Store $x$ in $DB_{d-1}$

  • Delete:
    • Remove the last element from $DB_{d-1}$
    • If $DB_{d-1}$ is empty
      • $d \leftarrow d-1$
      • If there is another empty data block, we deallocate it
    • If $SB_{s-1}$ is empty, we decrement $s$ by $1$.

Space Bound

  • $S = \lceil \log(1 + n) \rceil$ Proof The number of elements in the first $s$ superblocks is $\sum_{i=0}^{s-1} 2^i = 2^s - 1 \text{ (geometry series)}$ If we let this equal $n$, then $s = \log(1+n)$ For slightly smaller $n$, the same number of superblocks is required. Hence, we take the ceiling.
  • The number of data blocks is $O(\sqrt{ n })$
    • There is at most one empty data block, so it is sufficient to only consider the number of nonempty data blocks $d = O(\sqrt{ n })$
    • $d \leq \sum_{i=0}^{s-1}2^{\lfloor i/2\rfloor} \leq \sum_{i=0}^{s-1}2^{i/2} = \frac{2^{s/2} - 1}{\sqrt{ 2 } - 1} \text{ (geometry series) }$
    • $2^s = O(n)$ so, $2^{s/2} = O(\sqrt{ n })$
  • The last (empty or nonempty) data block has size $\theta(\sqrt{ n })$ Proof The size of $DB_{d-1} = 2^{\lceil (s-1)/2 \rceil} = \theta(\sqrt{ n })$ If there is an empty data block, it either has the same size or twice the size. Total overhead: $O(\sqrt{ n })$

Update time

  • If allocate or deallocate is called when $n= n_{0}$ then the next call to allocate or deallocate will occur after $\Omega(\sqrt{ n_{0} })$ operations (this guarantees $O(1)$ amortized time even if initialization is needed). Proof: Immediately after allocating or deallocating a data block, there is exactly one empty data block.
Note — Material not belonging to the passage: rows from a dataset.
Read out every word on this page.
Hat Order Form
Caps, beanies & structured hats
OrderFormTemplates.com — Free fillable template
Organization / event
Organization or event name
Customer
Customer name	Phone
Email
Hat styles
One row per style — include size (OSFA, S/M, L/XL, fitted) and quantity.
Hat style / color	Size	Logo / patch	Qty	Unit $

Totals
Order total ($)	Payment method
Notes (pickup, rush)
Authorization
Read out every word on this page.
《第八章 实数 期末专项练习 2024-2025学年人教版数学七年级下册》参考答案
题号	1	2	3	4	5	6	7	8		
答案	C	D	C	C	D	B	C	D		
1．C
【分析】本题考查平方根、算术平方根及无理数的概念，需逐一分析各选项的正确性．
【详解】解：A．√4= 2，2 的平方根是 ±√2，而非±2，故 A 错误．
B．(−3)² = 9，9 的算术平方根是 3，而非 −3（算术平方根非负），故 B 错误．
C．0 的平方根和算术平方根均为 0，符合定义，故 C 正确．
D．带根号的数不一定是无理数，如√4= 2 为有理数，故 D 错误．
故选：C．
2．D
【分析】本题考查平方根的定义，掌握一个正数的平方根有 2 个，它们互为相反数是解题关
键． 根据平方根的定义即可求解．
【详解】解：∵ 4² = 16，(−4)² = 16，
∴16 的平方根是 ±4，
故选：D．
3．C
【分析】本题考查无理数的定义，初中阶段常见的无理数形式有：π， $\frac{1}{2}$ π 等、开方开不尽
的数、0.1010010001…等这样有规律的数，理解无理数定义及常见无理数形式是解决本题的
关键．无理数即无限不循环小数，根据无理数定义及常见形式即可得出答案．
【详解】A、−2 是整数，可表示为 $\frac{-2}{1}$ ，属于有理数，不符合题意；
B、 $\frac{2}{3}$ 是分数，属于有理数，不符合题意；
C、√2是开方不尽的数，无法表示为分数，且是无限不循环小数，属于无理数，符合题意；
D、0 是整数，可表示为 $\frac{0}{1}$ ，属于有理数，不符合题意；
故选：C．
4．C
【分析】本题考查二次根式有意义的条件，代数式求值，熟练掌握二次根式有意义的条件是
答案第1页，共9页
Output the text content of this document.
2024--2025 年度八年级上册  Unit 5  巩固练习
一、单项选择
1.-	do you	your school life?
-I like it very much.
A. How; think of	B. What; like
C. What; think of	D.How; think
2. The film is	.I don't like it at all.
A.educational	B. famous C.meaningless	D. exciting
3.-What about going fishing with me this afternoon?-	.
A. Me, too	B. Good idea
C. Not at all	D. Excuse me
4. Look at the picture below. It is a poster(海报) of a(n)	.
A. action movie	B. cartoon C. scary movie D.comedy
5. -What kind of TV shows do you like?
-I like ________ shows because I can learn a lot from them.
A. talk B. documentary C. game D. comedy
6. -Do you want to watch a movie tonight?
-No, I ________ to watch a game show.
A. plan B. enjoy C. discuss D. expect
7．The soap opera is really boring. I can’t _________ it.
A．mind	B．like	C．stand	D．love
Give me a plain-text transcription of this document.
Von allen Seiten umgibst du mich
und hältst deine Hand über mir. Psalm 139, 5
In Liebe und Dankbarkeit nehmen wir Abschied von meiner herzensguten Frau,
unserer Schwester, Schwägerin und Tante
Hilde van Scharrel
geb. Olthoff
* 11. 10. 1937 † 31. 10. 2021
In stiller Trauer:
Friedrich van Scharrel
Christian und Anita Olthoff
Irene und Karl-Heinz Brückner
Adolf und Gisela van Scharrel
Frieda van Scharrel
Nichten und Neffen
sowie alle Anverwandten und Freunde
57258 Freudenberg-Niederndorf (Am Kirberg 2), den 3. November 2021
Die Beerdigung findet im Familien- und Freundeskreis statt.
We only deallocate a data block when two are empty, so we must call Delete at least as many times as the size of the largest nonempty data block $DB_{d-1}$ which is $\Omega(\sqrt{ n_{o} })$. We only allocate a data block when this data block is full, which requires $\Omega(\sqrt{ n_{o} })$ insertions.